Manufacturers should provide information on their characterizations of sensors and sensor system performance in a manner that is as comprehensive as possible, including results from in-field testing. Reporting of that data should where possible parallel the metrics used for reference instrument specifications, including information on the calibration conditions. Whilst not all users will actively use this information it will support the general development framework for LCS use. Openness in assessment of sensor performance across varying environmental conditions would be very valuable in guiding new user applications and help the field develop more rapidly.
Users and operators of low-cost sensors should have a clearly-defined application scope and set of questions they wish to address prior to selection of a sensor approach. This will guide the selection of the most appropriate technology to support a project.
Renewed efforts are needed to enhance engagement and sharing of knowledge and skills between the data science community, the atmospheric science community and others to improve LCS data processing and analysis methods. Improved information sharing between manufacturers and user communities should be supported through regular dialogue on emerging issues related to sensor performance, best practice and applications. Adoption of open access and open data policies to further facilitate the development, applications, and use of LCS data is essential. Such practices would facilitate exchange of information among the wide range of interested communities including national/local government, research, policy, industry, and public, and encourage accountability for data quality and any resulting advice derived from LCS data.

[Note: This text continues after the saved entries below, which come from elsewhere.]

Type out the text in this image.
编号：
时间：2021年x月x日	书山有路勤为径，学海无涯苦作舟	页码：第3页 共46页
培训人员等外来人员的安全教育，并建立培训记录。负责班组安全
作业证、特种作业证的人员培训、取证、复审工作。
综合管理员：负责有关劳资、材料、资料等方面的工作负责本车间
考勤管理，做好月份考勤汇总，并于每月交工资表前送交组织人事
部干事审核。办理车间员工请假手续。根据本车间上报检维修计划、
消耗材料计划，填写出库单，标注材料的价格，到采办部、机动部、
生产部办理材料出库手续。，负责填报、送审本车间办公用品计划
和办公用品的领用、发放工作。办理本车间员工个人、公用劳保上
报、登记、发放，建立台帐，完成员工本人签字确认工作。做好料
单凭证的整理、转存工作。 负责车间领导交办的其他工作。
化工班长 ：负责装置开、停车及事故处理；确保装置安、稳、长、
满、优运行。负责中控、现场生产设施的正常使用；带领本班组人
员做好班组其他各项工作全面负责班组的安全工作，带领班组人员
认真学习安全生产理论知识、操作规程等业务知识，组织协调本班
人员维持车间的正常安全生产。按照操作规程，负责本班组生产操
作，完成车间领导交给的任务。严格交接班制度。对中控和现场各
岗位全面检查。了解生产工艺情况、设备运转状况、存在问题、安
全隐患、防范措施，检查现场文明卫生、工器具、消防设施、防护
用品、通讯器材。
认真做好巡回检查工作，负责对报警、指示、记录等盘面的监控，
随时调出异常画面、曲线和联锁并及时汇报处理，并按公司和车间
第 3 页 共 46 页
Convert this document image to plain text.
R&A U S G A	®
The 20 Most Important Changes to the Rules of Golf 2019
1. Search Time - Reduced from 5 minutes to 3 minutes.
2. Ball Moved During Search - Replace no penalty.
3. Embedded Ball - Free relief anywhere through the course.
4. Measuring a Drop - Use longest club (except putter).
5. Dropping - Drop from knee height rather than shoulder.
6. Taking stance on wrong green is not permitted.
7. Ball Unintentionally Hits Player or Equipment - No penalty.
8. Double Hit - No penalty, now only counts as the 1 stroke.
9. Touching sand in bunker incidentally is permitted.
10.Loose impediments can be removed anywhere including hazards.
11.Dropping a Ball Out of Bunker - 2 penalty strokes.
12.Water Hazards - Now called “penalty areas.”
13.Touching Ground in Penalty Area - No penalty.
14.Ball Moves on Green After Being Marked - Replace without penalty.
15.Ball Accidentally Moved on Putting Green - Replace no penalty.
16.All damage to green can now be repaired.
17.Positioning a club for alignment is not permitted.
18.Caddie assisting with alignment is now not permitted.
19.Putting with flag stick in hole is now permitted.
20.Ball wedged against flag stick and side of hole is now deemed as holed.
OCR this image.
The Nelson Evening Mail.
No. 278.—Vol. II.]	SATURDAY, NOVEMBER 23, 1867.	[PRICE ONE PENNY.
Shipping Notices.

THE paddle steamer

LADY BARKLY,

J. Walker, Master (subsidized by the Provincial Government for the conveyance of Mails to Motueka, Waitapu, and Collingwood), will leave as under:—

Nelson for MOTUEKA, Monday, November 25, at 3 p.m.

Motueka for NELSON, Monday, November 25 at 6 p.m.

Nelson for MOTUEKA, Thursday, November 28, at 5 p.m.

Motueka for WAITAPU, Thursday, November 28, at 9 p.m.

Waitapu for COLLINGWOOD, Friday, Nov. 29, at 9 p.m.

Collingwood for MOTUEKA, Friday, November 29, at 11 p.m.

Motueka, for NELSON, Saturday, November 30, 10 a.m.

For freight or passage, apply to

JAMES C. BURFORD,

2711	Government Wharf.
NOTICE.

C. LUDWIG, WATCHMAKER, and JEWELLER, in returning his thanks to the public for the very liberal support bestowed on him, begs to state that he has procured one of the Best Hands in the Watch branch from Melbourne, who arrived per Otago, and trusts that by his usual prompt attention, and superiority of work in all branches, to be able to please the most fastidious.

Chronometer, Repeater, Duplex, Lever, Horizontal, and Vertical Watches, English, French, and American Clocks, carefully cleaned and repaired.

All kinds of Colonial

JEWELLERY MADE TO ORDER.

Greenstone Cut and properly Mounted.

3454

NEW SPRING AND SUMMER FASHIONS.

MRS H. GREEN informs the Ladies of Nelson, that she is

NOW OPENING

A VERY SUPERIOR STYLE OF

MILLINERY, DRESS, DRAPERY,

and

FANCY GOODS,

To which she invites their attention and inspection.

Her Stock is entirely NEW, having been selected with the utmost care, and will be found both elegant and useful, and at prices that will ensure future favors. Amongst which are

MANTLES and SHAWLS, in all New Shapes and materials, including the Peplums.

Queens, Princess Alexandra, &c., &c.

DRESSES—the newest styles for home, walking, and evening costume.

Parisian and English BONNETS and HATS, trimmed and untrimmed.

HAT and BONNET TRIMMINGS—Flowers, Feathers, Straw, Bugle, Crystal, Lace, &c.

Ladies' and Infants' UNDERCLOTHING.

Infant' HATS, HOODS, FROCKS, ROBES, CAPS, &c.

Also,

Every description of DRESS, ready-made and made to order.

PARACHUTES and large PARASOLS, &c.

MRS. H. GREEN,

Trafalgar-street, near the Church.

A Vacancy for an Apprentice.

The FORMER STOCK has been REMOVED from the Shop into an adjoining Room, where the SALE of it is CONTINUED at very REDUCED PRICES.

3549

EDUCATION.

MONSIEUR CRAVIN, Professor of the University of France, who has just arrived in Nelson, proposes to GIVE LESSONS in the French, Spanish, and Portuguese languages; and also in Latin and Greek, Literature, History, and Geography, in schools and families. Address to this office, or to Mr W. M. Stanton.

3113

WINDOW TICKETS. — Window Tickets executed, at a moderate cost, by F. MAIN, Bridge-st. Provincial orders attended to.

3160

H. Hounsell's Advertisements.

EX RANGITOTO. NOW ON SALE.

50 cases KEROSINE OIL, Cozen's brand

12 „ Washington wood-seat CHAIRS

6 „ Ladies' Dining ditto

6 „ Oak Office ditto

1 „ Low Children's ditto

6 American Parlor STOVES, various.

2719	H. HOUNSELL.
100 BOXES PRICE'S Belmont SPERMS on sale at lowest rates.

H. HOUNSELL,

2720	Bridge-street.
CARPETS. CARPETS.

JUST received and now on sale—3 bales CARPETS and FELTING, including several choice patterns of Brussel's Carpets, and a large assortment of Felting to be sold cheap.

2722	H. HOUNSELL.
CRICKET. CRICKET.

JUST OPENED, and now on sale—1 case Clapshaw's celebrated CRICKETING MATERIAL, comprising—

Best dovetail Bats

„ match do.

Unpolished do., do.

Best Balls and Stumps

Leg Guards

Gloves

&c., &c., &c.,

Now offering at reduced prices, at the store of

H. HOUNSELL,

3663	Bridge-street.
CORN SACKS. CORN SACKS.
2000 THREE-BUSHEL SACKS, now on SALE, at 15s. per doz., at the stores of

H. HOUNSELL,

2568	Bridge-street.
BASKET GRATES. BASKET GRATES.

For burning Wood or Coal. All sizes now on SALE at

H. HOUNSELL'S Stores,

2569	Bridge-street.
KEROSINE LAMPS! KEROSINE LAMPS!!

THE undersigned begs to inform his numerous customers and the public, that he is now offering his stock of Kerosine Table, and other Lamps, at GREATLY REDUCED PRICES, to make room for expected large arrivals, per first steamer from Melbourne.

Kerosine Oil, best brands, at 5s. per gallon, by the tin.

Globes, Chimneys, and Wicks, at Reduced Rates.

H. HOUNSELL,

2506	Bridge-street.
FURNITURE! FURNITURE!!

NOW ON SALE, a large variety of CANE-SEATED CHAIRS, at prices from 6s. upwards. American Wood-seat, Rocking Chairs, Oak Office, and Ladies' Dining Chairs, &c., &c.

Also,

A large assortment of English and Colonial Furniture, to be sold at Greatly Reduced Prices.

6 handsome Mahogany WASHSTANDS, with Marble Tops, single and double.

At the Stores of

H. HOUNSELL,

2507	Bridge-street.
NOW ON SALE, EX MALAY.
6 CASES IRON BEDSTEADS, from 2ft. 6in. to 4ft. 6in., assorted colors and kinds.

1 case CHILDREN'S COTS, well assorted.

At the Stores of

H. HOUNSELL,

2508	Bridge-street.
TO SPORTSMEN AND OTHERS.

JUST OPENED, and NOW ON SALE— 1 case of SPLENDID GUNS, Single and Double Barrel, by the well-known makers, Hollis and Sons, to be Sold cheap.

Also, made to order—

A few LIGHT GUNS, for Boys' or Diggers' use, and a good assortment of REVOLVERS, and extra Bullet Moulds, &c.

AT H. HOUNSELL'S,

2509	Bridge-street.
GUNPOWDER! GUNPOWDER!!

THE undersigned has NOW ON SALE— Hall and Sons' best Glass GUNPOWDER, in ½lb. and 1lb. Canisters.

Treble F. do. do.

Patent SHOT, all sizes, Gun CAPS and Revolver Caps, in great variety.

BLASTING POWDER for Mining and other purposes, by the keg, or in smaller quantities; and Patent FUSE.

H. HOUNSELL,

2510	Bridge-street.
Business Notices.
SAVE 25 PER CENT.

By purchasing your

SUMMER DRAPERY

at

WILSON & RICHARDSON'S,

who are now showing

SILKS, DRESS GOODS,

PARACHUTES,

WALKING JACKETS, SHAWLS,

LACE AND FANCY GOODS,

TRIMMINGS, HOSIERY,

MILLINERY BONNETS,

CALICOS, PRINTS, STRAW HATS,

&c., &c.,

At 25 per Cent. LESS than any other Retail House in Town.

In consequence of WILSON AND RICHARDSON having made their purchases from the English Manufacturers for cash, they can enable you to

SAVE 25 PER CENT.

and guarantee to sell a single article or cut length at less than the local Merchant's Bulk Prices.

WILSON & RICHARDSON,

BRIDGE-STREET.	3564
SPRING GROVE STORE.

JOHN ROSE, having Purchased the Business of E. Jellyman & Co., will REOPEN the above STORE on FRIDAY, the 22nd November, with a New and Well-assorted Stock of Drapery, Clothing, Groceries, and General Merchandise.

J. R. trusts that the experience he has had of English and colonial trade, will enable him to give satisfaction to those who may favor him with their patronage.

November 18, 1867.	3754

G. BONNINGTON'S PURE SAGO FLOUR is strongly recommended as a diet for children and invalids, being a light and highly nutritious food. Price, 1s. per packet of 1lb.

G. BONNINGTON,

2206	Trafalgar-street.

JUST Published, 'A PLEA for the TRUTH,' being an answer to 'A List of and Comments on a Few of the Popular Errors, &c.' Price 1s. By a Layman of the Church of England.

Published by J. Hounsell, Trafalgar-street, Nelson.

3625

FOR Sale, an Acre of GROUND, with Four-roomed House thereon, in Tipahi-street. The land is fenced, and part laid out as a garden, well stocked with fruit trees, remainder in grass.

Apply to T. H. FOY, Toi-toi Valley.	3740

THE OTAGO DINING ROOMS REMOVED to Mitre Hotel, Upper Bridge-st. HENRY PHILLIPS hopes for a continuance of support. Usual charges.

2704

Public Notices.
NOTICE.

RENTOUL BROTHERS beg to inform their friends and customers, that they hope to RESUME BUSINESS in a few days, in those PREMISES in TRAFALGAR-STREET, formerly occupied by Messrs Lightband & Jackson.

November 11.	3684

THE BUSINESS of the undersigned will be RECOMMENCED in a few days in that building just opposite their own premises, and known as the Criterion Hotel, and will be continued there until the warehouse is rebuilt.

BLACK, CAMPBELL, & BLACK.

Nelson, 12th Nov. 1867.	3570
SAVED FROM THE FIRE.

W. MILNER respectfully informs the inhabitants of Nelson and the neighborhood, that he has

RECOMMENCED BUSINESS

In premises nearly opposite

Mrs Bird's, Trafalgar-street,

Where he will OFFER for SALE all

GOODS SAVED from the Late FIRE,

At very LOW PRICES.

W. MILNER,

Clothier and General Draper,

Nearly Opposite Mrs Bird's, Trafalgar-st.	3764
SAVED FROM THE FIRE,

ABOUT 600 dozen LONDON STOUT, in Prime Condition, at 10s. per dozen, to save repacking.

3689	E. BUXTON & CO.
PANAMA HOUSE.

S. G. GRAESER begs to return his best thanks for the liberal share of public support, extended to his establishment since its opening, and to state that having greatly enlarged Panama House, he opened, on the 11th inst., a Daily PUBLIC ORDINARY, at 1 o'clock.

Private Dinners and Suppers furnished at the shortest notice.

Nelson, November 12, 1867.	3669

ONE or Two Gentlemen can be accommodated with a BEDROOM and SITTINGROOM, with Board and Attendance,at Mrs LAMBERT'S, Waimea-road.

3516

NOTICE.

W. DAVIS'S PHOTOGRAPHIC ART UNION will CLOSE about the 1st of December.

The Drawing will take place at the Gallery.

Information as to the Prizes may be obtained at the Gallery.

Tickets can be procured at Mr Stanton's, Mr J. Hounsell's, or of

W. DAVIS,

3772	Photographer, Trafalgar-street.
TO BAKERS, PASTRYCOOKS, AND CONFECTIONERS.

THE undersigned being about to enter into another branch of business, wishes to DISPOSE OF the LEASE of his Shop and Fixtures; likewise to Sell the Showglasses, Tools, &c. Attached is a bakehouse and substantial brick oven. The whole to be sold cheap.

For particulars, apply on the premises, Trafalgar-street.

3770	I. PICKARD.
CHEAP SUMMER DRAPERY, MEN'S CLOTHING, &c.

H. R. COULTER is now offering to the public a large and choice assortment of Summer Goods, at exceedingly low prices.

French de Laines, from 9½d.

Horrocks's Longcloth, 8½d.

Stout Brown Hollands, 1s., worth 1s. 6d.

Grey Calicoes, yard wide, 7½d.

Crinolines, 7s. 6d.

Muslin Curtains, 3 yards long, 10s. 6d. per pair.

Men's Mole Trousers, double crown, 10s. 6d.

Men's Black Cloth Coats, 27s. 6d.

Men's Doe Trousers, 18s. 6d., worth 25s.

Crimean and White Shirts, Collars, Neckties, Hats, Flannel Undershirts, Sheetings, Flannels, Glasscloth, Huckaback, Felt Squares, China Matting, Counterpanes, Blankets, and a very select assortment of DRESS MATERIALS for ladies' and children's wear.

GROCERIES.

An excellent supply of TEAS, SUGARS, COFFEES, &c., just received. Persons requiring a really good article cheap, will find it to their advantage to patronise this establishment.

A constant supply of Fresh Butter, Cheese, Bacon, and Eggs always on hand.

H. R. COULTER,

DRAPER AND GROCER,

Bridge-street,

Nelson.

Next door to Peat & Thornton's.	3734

This assessment was initiated at the request of the WMO Commission for Atmospheric Sciences (CAS) and supported by broader stakeholder atmospheric community including the International Global Atmospheric Chemistry (IGAC) project, Task Force on Measurement and Modelling of the European Monitoring and Evaluation Programme of the LRTAP Convention, UN Environment, World Health Organization, Network of Air Quality Reference Laboratories of the European Commission (AQUILA).